University of Colorado Law Review

Volume 75 Issue 3, Summer 2004

ABOUT THE CONTRIBUTORS

AHMED A. WHITE, A Different Kind of Labor Law: Vagrancy Law and the Regulation of Harvest Labor, 1913-1924. Ahmed White joined the faculty at the CU School of Law in 2000, after spending three semesters as a visiting professor at Northwestern University School of Law. Professor White's interest in legal scholarship and teaching was first developed during his time as a student at Yale Law School and during a two-year research fellowship that followed. Before entering teaching, he served as a legal analyst at the Louisiana State Senate. His scholarship centers on the intersection of labor and criminal law and on the concept of rule of law. He received his J.D. from Yale University School of Law in 1994.

REZA DIBADJ
, Saving Antitrust. Reza Dibadj is an Assistant Professor at the University of Miami whose research focuses on the intersection of regulation and competition. His work has been published (or is forthcoming) in a variety of academic journals, including the Washington University Law Quarterly, Ohio State Law Journal, Utah Law Review, and NYU Journal of Legislation and Public Policy.
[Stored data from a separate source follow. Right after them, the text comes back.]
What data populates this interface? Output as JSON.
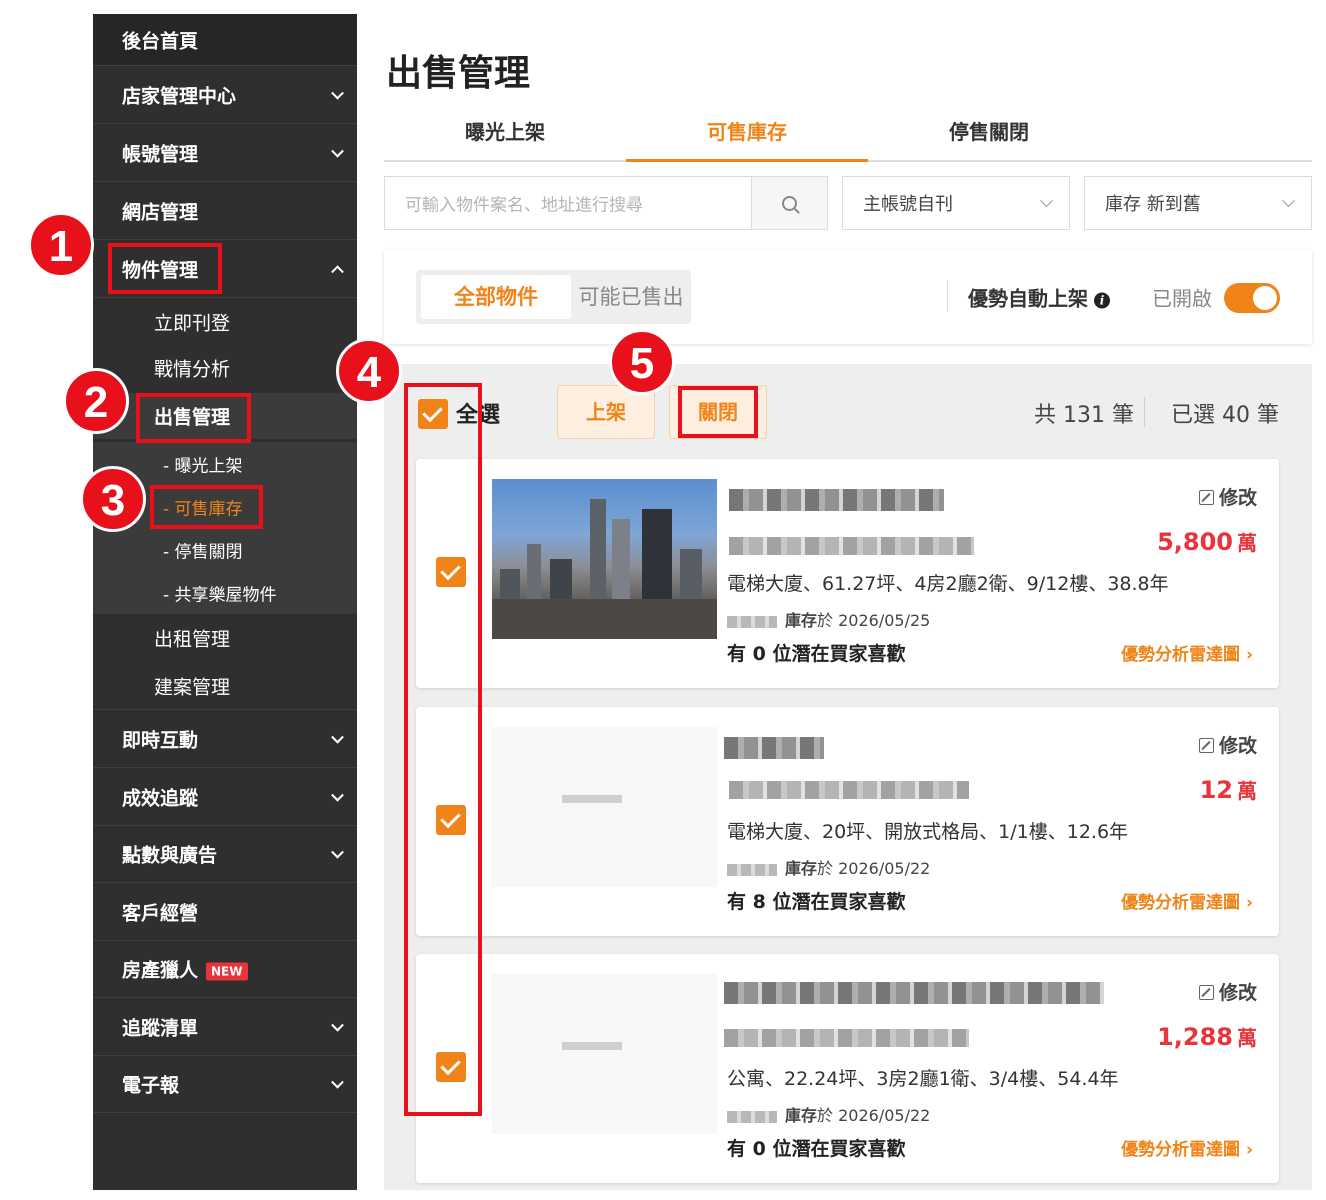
{
  "sidebar": {
    "home": "後台首頁",
    "items": [
      {
        "label": "店家管理中心"
      },
      {
        "label": "帳號管理"
      },
      {
        "label": "網店管理"
      },
      {
        "label": "物件管理"
      }
    ],
    "object_sub": [
      {
        "label": "立即刊登"
      },
      {
        "label": "戰情分析"
      },
      {
        "label": "出售管理"
      }
    ],
    "sale_sub": [
      {
        "label": "- 曝光上架"
      },
      {
        "label": "- 可售庫存"
      },
      {
        "label": "- 停售關閉"
      },
      {
        "label": "- 共享樂屋物件"
      }
    ],
    "object_sub2": [
      {
        "label": "出租管理"
      },
      {
        "label": "建案管理"
      }
    ],
    "bottom_items": [
      {
        "label": "即時互動"
      },
      {
        "label": "成效追蹤"
      },
      {
        "label": "點數與廣告"
      },
      {
        "label": "客戶經營"
      },
      {
        "label": "房產獵人",
        "badge": "NEW"
      },
      {
        "label": "追蹤清單"
      },
      {
        "label": "電子報"
      }
    ]
  },
  "main": {
    "title": "出售管理",
    "tabs": [
      {
        "label": "曝光上架"
      },
      {
        "label": "可售庫存"
      },
      {
        "label": "停售關閉"
      }
    ],
    "search": {
      "placeholder": "可輸入物件案名、地址進行搜尋"
    },
    "filter_account": "主帳號自刊",
    "filter_sort": "庫存 新到舊",
    "segments": [
      {
        "label": "全部物件"
      },
      {
        "label": "可能已售出"
      }
    ],
    "auto_listing_label": "優勢自動上架",
    "auto_listing_status": "已開啟",
    "select_all": "全選",
    "publish_button": "上架",
    "close_button": "關閉",
    "total_count": "共 131 筆",
    "selected_count": "已選 40 筆",
    "listings": [
      {
        "edit": "修改",
        "price": "5,800",
        "price_unit": "萬",
        "desc": "電梯大廈、61.27坪、4房2廳2衛、9/12樓、38.8年",
        "stock_label": "庫存",
        "stock_date": "於 2026/05/25",
        "buyers": "有 0 位潛在買家喜歡",
        "radar": "優勢分析雷達圖 ›"
      },
      {
        "edit": "修改",
        "price": "12",
        "price_unit": "萬",
        "desc": "電梯大廈、20坪、開放式格局、1/1樓、12.6年",
        "stock_label": "庫存",
        "stock_date": "於 2026/05/22",
        "buyers": "有 8 位潛在買家喜歡",
        "radar": "優勢分析雷達圖 ›"
      },
      {
        "edit": "修改",
        "price": "1,288",
        "price_unit": "萬",
        "desc": "公寓、22.24坪、3房2廳1衛、3/4樓、54.4年",
        "stock_label": "庫存",
        "stock_date": "於 2026/05/22",
        "buyers": "有 0 位潛在買家喜歡",
        "radar": "優勢分析雷達圖 ›"
      }
    ]
  },
  "annotations": [
    "1",
    "2",
    "3",
    "4",
    "5"
  ],
  "colors": {
    "accent": "#f08419",
    "sidebar": "#2f2f2f",
    "price": "#e8343a",
    "annotation": "#e8101a"
  }
}
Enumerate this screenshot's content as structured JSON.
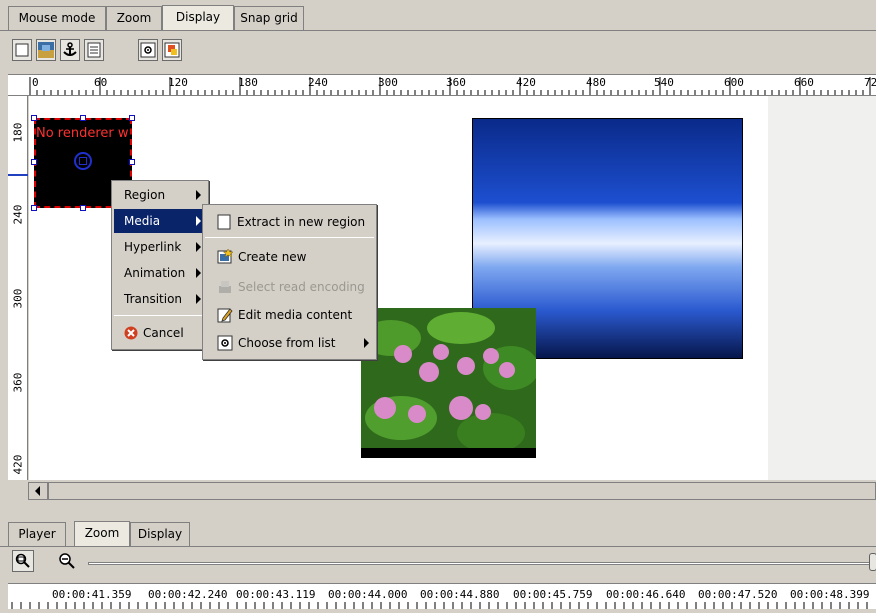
{
  "top_tabs": [
    "Mouse mode",
    "Zoom",
    "Display",
    "Snap grid"
  ],
  "top_ruler": [
    "0",
    "60",
    "120",
    "180",
    "240",
    "300",
    "360",
    "420",
    "480",
    "540",
    "600",
    "660",
    "72"
  ],
  "left_ruler": [
    "180",
    "240",
    "300",
    "360",
    "420"
  ],
  "region": {
    "text": "No renderer w"
  },
  "menu": {
    "items": [
      "Region",
      "Media",
      "Hyperlink",
      "Animation",
      "Transition"
    ],
    "cancel": "Cancel"
  },
  "submenu": {
    "extract": "Extract in new region",
    "create": "Create new",
    "select_read": "Select read encoding",
    "edit": "Edit media content",
    "choose": "Choose from list"
  },
  "bottom_tabs": [
    "Player",
    "Zoom",
    "Display"
  ],
  "timeline": [
    "00:00:41.359",
    "00:00:42.240",
    "00:00:43.119",
    "00:00:44.000",
    "00:00:44.880",
    "00:00:45.759",
    "00:00:46.640",
    "00:00:47.520",
    "00:00:48.399"
  ],
  "colors": {
    "selection": "#0a246a",
    "region_border": "#d00000",
    "region_text": "#ff3030"
  }
}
His opinion pieces have appeared in newspapers such as the Washington Post and Financial Times. Professor Dibadj is a graduate of Harvard College, Harvard Business School, and Harvard Law School.
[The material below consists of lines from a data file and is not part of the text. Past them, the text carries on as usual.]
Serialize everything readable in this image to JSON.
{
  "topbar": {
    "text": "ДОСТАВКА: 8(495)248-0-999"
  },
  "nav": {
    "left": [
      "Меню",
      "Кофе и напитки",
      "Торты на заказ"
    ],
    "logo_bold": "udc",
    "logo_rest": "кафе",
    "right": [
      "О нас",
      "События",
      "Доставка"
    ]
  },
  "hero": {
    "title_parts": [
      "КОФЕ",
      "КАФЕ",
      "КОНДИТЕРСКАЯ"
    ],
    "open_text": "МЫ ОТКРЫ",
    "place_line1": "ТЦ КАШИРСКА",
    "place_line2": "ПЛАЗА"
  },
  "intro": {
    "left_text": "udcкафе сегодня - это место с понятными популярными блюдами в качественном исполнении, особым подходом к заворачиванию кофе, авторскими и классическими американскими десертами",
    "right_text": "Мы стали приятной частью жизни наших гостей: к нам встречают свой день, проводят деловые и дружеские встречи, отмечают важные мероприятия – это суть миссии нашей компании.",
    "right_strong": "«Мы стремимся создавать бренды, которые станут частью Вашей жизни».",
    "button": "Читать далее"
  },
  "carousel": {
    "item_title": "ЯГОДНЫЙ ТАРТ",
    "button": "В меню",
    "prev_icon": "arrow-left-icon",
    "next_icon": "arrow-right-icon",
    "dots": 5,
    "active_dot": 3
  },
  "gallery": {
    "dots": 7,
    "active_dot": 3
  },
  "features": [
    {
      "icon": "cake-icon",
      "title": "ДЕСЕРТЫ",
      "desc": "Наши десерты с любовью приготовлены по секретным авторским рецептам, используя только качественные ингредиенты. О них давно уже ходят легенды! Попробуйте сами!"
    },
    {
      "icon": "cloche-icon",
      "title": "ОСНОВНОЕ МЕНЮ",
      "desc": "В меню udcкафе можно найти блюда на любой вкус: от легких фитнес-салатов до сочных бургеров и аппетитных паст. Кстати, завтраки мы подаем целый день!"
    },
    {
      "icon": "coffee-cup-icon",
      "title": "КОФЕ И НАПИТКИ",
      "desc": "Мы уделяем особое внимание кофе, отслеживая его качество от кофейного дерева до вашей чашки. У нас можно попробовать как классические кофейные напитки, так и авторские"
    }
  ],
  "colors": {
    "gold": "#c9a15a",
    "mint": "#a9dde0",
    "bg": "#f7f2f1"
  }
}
JULIAN A. COOK, All Aboard! The Supreme Court, Guilty Pleas, and the Railroading of Criminal Defendants. A graduate of Duke University (A.B.), Columbia University (M.P.A.) and the University of Virginia School of Law (J.D.), Professor Cook clerked for the Honorable Philip M. Pro, United States District Court Judge for the District of Nevada, and served for several years as an Assistant United States Attorney in the District of Nevada and the District of Columbia prior to commencing his career in law teaching. While a federal prosecutor and a member of the Organized Crime Drug Enforcement Task Force, he was responsible for the handling of an array of felony criminal matters, including felony narcotic, white-collar and various arrest-generated cases during the trial and appellate stages. As an Associate Professor of Law, Professor Cook teaches Criminal Law, Criminal Procedure and Evidence. His publications have appeared in the University of Colorado Law Review, the Notre Dame Law Review, the Brigham Young University Law Review, and the Harvard Journal of Law and Public Policy.